Sex & Love
My Big Ol’ Jewish Wedding: What’s In A (Last) Name?
If we end up bucking tradition, then so be it. Read More
We had the big talk last week about picking out the chair that my future wife will sit in during the Bedeken (veiling ceremony) at our wedding. We’re trying to find something that is elegant, but that hasn’t proven to be the easiest thing. Most of them look like they were stolen from the set of Anne of Green Gables, or even worse, pawned by a local pimp.
But the even bigger discussion was about our last names. As some of you may know, I changed my last name to Diamond for personal reasons that I’d rather not discuss, because, well, they’re personal. It’s a name from my mother’s side that seemed a more comfortable fit, and so I became a Diamond.
The process of legally changing your name is quite complicated. You have to gather up every document with your former name and change those, you have to tell people that you are no longer using your old name, and in some cases, deal with a family that feels slighted by your rejection of the name they gave you. But what can you really do to make them feel better? It isn’t personal.

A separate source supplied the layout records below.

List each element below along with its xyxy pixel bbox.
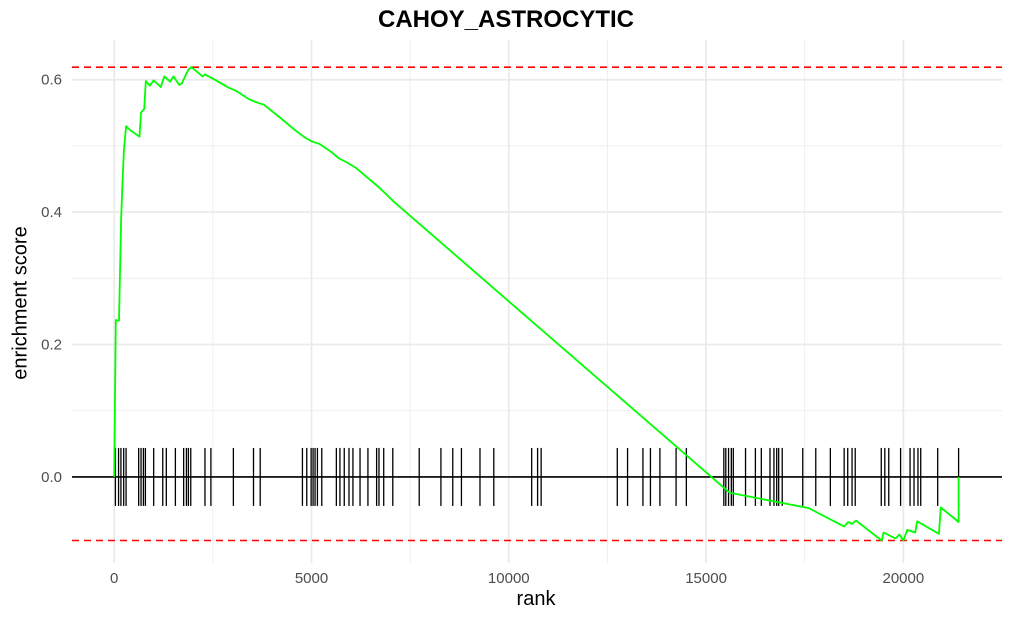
x-axis-title: rank xyxy=(516,588,556,610)
y-tick-label: 0.6 xyxy=(41,72,62,89)
gene-hit-ticks xyxy=(114,447,960,506)
enrichment-score-line xyxy=(113,66,960,542)
x-tick-label: 5000 xyxy=(295,570,328,587)
x-tick-label: 0 xyxy=(110,570,118,587)
x-tick-labels: 0 5000 10000 15000 20000 xyxy=(110,570,924,587)
x-tick-label: 15000 xyxy=(685,570,727,587)
y-tick-label: 0.0 xyxy=(41,469,62,486)
chart-title: CAHOY_ASTROCYTIC xyxy=(377,6,635,33)
y-axis-title: enrichment score xyxy=(9,226,32,380)
enrichment-curve-layer xyxy=(113,66,960,542)
y-tick-labels: 0.0 0.2 0.4 0.6 xyxy=(41,72,62,486)
y-tick-label: 0.4 xyxy=(41,204,62,221)
y-tick-label: 0.2 xyxy=(41,337,62,354)
x-tick-label: 20000 xyxy=(882,570,924,587)
x-tick-label: 10000 xyxy=(488,570,530,587)
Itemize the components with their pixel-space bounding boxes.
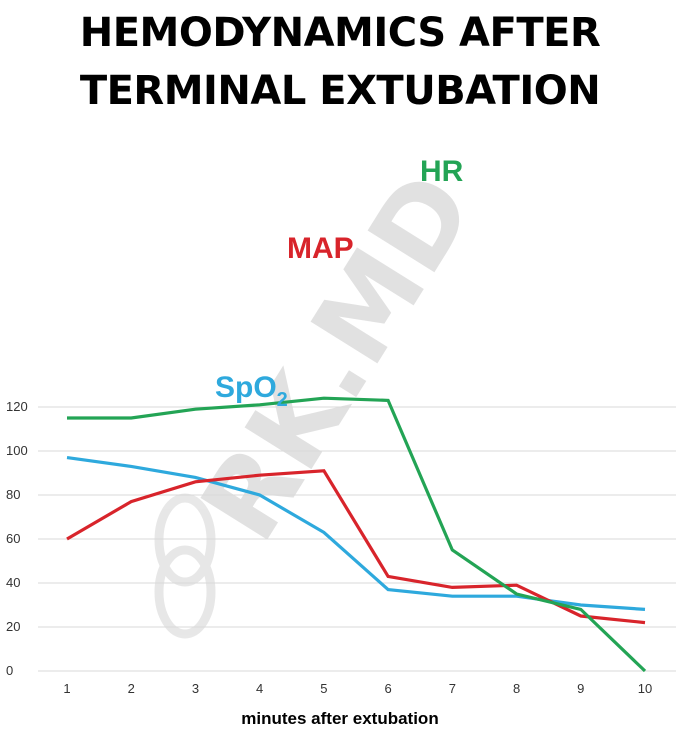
chart-title: HEMODYNAMICS AFTER TERMINAL EXTUBATION: [0, 4, 680, 120]
x-tick-label: 10: [638, 681, 652, 696]
x-axis-ticks: 1 2 3 4 5 6 7 8 9 10: [63, 681, 652, 696]
x-tick-label: 7: [449, 681, 456, 696]
y-axis-ticks: 0 20 40 60 80 100 120: [6, 399, 28, 678]
y-tick-label: 20: [6, 619, 20, 634]
x-tick-label: 3: [192, 681, 199, 696]
chart-title-line-1: HEMODYNAMICS AFTER: [79, 10, 601, 56]
watermark-text: RK.MD: [178, 152, 499, 562]
gridlines: [38, 406, 676, 672]
watermark-logo-icon: [154, 493, 216, 639]
series-lines: [66, 396, 647, 673]
x-tick-label: 6: [384, 681, 391, 696]
y-tick-label: 40: [6, 575, 20, 590]
x-tick-label: 8: [513, 681, 520, 696]
series-line-spo: [66, 456, 646, 611]
series-label-hr: HR: [420, 155, 464, 188]
y-tick-label: 80: [6, 487, 20, 502]
y-tick-label: 100: [6, 443, 28, 458]
x-tick-label: 1: [63, 681, 70, 696]
x-tick-label: 4: [256, 681, 263, 696]
series-label-spo: SpO2: [215, 371, 288, 411]
y-tick-label: 0: [6, 663, 13, 678]
series-labels: HR MAP SpO2: [215, 155, 464, 411]
series-line-map: [66, 469, 646, 625]
series-label-map: MAP: [287, 232, 354, 265]
y-tick-label: 60: [6, 531, 20, 546]
series-line-hr: [67, 396, 647, 673]
x-tick-label: 5: [320, 681, 327, 696]
watermark: RK.MD: [178, 152, 499, 562]
x-axis-label: minutes after extubation: [241, 709, 438, 728]
x-tick-label: 2: [128, 681, 135, 696]
x-tick-label: 9: [577, 681, 584, 696]
chart-title-line-2: TERMINAL EXTUBATION: [79, 68, 601, 114]
y-tick-label: 120: [6, 399, 28, 414]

Now, as tradition would have it, my bride is supposed to take my last name when we become husband and wife, but that probably won’t be the road we take. Maybe she wants to keep her last name, or hyphenate hers and mine? We even discussed an option where we both use each name hyphenated. It might be unorthodox, but why should a woman lose her name just because she’s married? We’re in this together, and I’ve already undergone one name change, so why not another?
This decision hasn’t been made yet. We’ve still got a lot to do before the big day, but it’s an ongoing discussion, and if we end up bucking traditions, then so be it. It wouldn’t be the first time.